The number came out during a hearing in a lawsuit filed by attorneys for two Yemeni brothers who arrived at Dulles International Airport last Saturday. They were coerced into giving up their legal resident visas, they argue, and quickly put on a return flight to Ethiopia.

Hours later, the State Department contradicted the Justice Department lawyer’s claim.

Regardless, nearly 60,000 revoked visas is a lot of revoked visas. But the White House’s executive order requires such massive action: You can’t ban all travelers from Iran, Iraq, Libya, Somalia, Sudan, Syria, and Yemen without hurting a lot of people.

For those like the brothers at the center of the lawsuit in Alexandria — legal permanent residents who were turned away from American airports last weekend — the government seems to be instituting a case-by-case reprieve policy: If they drop their lawsuit, they will be provided with new visas.

The state of Virginia believes this piecemeal approach is inadequate, as it would allow many who were coerced into forfeiting their green cards to fall through the cracks.

“There’s something very troubling about the way this is playing out,” Virginia solicitor general Stuart Raphael told the Post. “While I am pleased that they are willing to whisk people back if they come to our attention, they won’t come to our attention if we don’t know who they are.”

Those already in the U.S. on revoked visas will be allowed to stay in the country until they expire, the Department of Homeland Security said Friday.
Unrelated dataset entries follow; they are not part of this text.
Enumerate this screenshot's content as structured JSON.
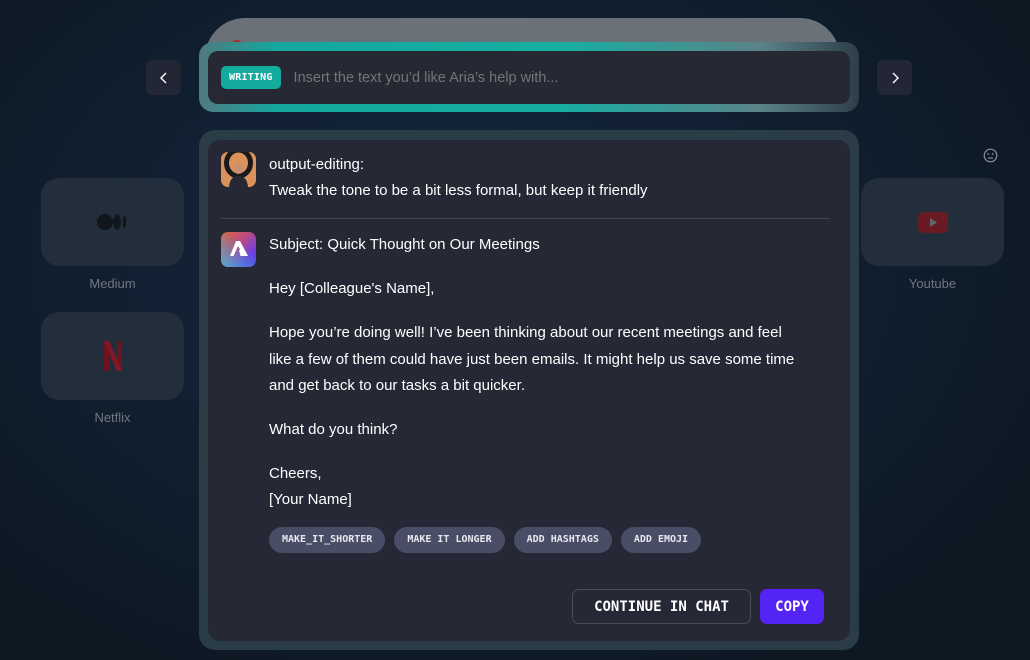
{
  "background_apps": [
    {
      "label": "Medium",
      "icon": "medium-icon"
    },
    {
      "label": "Netflix",
      "icon": "netflix-icon"
    },
    {
      "label": "Youtube",
      "icon": "youtube-icon"
    }
  ],
  "nav": {
    "prev_icon": "chevron-left-icon",
    "next_icon": "chevron-right-icon"
  },
  "input": {
    "badge": "WRITING",
    "placeholder": "Insert the text you’d like Aria’s help with...",
    "value": ""
  },
  "conversation": {
    "user": {
      "label": "output-editing:",
      "message": "Tweak the tone to be a bit less formal, but keep it friendly"
    },
    "assistant": {
      "subject": "Subject: Quick Thought on Our Meetings",
      "greeting": "Hey [Colleague's Name],",
      "body_lines": [
        "Hope you’re doing well! I’ve been thinking about our recent meetings and feel",
        "like a few of them could have just been emails. It might help us save some time",
        "and get back to our tasks a bit quicker."
      ],
      "question": "What do you think?",
      "signoff": "Cheers,",
      "signature": "[Your Name]"
    }
  },
  "chips": [
    "MAKE_IT_SHORTER",
    "MAKE IT LONGER",
    "ADD HASHTAGS",
    "ADD EMOJI"
  ],
  "actions": {
    "continue_label": "CONTINUE IN CHAT",
    "copy_label": "COPY"
  },
  "colors": {
    "accent_teal": "#13ab9e",
    "primary_button": "#5424f5",
    "card_bg": "#262836"
  }
}
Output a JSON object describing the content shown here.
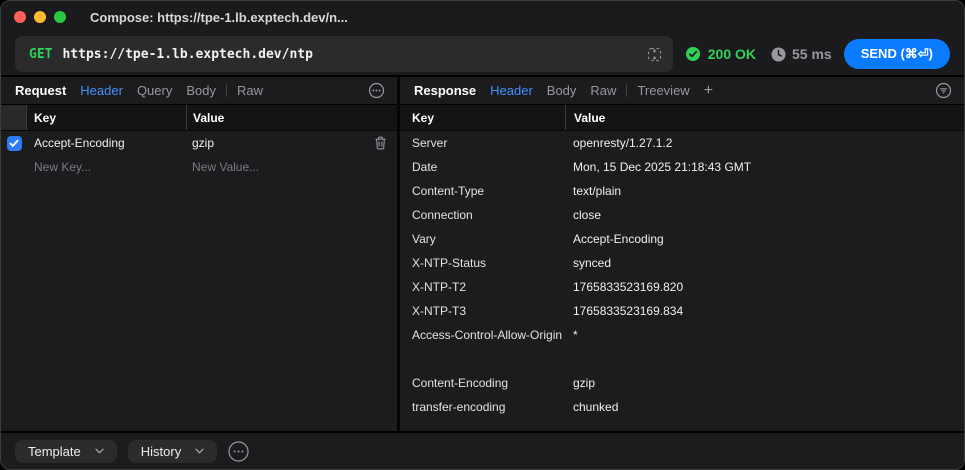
{
  "titlebar": {
    "title": "Compose: https://tpe-1.lb.exptech.dev/n..."
  },
  "url_bar": {
    "method": "GET",
    "url": "https://tpe-1.lb.exptech.dev/ntp",
    "status": "200 OK",
    "time": "55 ms",
    "send_label": "SEND (⌘⏎)"
  },
  "request_panel": {
    "label": "Request",
    "tabs": [
      {
        "label": "Header",
        "active": true
      },
      {
        "label": "Query"
      },
      {
        "label": "Body"
      },
      {
        "label": "Raw"
      }
    ],
    "table": {
      "columns": {
        "key": "Key",
        "value": "Value"
      },
      "rows": [
        {
          "key": "Accept-Encoding",
          "value": "gzip",
          "checked": true
        }
      ],
      "new_key_placeholder": "New Key...",
      "new_value_placeholder": "New Value..."
    }
  },
  "response_panel": {
    "label": "Response",
    "tabs": [
      {
        "label": "Header",
        "active": true
      },
      {
        "label": "Body"
      },
      {
        "label": "Raw"
      },
      {
        "label": "Treeview"
      }
    ],
    "add_tab_label": "+",
    "table": {
      "columns": {
        "key": "Key",
        "value": "Value"
      },
      "rows": [
        {
          "key": "Server",
          "value": "openresty/1.27.1.2"
        },
        {
          "key": "Date",
          "value": "Mon, 15 Dec 2025 21:18:43 GMT"
        },
        {
          "key": "Content-Type",
          "value": "text/plain"
        },
        {
          "key": "Connection",
          "value": "close"
        },
        {
          "key": "Vary",
          "value": "Accept-Encoding"
        },
        {
          "key": "X-NTP-Status",
          "value": "synced"
        },
        {
          "key": "X-NTP-T2",
          "value": "1765833523169.820"
        },
        {
          "key": "X-NTP-T3",
          "value": "1765833523169.834"
        },
        {
          "key": "Access-Control-Allow-Origin",
          "value": "*"
        },
        {
          "key": "",
          "value": ""
        },
        {
          "key": "Content-Encoding",
          "value": "gzip"
        },
        {
          "key": "transfer-encoding",
          "value": "chunked"
        }
      ]
    }
  },
  "footer": {
    "template_label": "Template",
    "history_label": "History"
  },
  "colors": {
    "method_green": "#30d158",
    "status_green": "#30d158",
    "send_blue": "#0a7aff",
    "active_tab_blue": "#4291ff",
    "checkbox_blue": "#2e7bf6",
    "traffic_red": "#ff5f57",
    "traffic_yellow": "#febc2e",
    "traffic_green": "#28c840"
  }
}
However, if those individuals leave the country, they will not be able to return. Visa-holders who happened to be outside the U.S. at the time the order went into effect will not be able to gain entry, unless they are legal permanent residents.

In an interview with the Huffington Post, one State Department official emphasized that the visa revocations are provisional, meaning that they could be reinstated once the temporary ban established by the executive order expires on April 27.

Until then, many members of American communities will remain stranded overseas. On Friday in Alexandria, the state of Virginia sought to join the lawsuit brought by the two Yemeni brothers, so as to defend the interests of the many Virginia residents impacted by the travel ban — among them, a Libyan student at George Mason University who is stuck in Turkey. Judge Leonie M. Brinkema approved Virginia’s request.